CS212 – Topics in Computing 2

Credits 10
Level SHE Level 2
Prerequisites Basic programming skills, such as might be gained by taking the class CS105 Programming Foundations
Availability Second semester
Contact Lectures: 11 | Labs: 22 | Assignments: 67
Assessment The class is assessed 100% by coursework. The marks allocated to each of the projects will be based on written reports, oral presentations and practical demonstrations of work performed.
Resit The resit for the class will take the form of a 2-hour exam.
Elective Possible elective
Lecturer Dr Philip Rodgers | Dr Dmitri Roussinov

Aim and Objectives

To help the students to develop further their perspective of computer science and to enhance their problem solving, team working, and presentational skills.

Learning Outcomes

On completion of the class, a student should be able:

  • To understand the wider problems and challenges in computer science.
  • To understand the importance of working effectively as a team in solving problems.
  • To understand how to present effectively in written, oral and graphical form the results of investigation.
  • To have extended their experience of a variety of resources such as the University library, databases and the internet to find relevant material.
  • To understand the relationship between material from the range of computer science classes.

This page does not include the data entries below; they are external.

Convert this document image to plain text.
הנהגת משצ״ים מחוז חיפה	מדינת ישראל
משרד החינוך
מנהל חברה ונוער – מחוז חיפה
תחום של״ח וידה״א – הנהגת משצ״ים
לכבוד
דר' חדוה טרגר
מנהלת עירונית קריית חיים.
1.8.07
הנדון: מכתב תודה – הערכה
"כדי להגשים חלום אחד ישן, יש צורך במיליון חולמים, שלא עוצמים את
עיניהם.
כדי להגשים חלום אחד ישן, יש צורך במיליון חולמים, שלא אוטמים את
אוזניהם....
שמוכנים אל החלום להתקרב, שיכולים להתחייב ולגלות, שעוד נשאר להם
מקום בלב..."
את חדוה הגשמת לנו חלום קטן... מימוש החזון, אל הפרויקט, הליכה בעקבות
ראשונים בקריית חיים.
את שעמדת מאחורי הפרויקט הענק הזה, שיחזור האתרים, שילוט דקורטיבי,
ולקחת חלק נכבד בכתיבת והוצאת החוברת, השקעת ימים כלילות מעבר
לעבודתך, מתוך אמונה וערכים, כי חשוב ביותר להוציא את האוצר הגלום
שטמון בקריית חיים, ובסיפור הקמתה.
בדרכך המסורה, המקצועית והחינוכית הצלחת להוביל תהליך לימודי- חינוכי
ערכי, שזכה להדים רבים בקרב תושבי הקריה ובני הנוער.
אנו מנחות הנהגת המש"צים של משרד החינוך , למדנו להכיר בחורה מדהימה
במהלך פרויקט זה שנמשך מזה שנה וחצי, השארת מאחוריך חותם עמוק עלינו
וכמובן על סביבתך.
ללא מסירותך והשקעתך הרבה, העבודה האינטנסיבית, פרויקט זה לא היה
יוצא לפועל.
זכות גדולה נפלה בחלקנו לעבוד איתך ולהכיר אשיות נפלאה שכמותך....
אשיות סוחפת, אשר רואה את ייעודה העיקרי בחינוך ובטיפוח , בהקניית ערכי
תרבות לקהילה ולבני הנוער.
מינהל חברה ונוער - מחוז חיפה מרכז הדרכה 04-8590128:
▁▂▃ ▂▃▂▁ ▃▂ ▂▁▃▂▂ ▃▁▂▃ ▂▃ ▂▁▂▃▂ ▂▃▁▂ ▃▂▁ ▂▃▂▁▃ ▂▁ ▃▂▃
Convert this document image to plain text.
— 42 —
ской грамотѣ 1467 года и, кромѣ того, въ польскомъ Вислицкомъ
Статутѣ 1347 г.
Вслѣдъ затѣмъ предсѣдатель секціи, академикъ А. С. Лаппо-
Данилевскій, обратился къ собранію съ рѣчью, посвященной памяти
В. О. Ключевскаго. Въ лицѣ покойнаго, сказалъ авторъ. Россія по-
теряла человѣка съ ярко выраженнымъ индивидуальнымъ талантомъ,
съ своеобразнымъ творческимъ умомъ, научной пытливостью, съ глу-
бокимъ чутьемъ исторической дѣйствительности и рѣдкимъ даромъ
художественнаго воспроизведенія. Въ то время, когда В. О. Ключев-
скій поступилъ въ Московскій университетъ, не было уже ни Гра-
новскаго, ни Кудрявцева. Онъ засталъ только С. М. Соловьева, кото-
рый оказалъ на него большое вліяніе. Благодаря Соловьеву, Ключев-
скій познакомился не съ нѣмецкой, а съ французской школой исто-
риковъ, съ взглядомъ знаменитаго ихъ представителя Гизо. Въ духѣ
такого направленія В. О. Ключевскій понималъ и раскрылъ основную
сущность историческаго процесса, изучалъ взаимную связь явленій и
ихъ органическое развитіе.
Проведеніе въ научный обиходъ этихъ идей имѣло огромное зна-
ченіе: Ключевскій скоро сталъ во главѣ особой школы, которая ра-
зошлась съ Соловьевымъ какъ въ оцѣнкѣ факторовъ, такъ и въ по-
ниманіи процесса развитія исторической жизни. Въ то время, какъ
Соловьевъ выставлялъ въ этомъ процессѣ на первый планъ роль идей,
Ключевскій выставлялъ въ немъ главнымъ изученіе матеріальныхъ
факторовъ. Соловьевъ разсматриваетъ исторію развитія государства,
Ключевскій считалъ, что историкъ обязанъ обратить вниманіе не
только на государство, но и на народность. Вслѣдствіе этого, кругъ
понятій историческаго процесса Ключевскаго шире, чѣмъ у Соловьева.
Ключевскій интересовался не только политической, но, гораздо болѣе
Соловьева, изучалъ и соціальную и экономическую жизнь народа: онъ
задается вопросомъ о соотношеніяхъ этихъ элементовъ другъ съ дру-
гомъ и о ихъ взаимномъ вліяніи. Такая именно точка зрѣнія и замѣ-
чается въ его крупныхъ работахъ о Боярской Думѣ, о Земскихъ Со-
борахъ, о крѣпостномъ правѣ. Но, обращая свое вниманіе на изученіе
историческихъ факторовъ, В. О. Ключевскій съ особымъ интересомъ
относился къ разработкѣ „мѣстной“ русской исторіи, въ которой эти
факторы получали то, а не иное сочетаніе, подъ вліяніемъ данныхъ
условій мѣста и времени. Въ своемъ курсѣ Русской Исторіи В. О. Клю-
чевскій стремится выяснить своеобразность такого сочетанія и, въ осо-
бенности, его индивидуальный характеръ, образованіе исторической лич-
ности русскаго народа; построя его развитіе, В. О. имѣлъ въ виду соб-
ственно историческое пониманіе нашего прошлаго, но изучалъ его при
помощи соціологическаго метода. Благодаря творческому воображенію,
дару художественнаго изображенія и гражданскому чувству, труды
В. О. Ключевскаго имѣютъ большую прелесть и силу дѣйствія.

The class is based around a number (typically two) of group projects based on a variety of interesting challenges in computer science. Students work in teams to solve these with support from the teaching staff and present their results in a variety of formats (written reports, oral presentations, etc).

Projects will be either 6 or 12 weeks long and will typically involve the group in analysis, design, implementation, testing and documentation of computer-based artifacts. The class will draw on skills learnt in other first year classes such as CS105 Programming Foundations.

Typical projects might involve: implementation of interactive web pages; design of multimedia computer systems; design and implementation of novel algorithms; creation of autonomous mobile robots; collecting user requirements and building a system to meet those requirements; programming a simple computer game.


The projects vary from year to year, so specific texts and references will be given by the individual lecturers.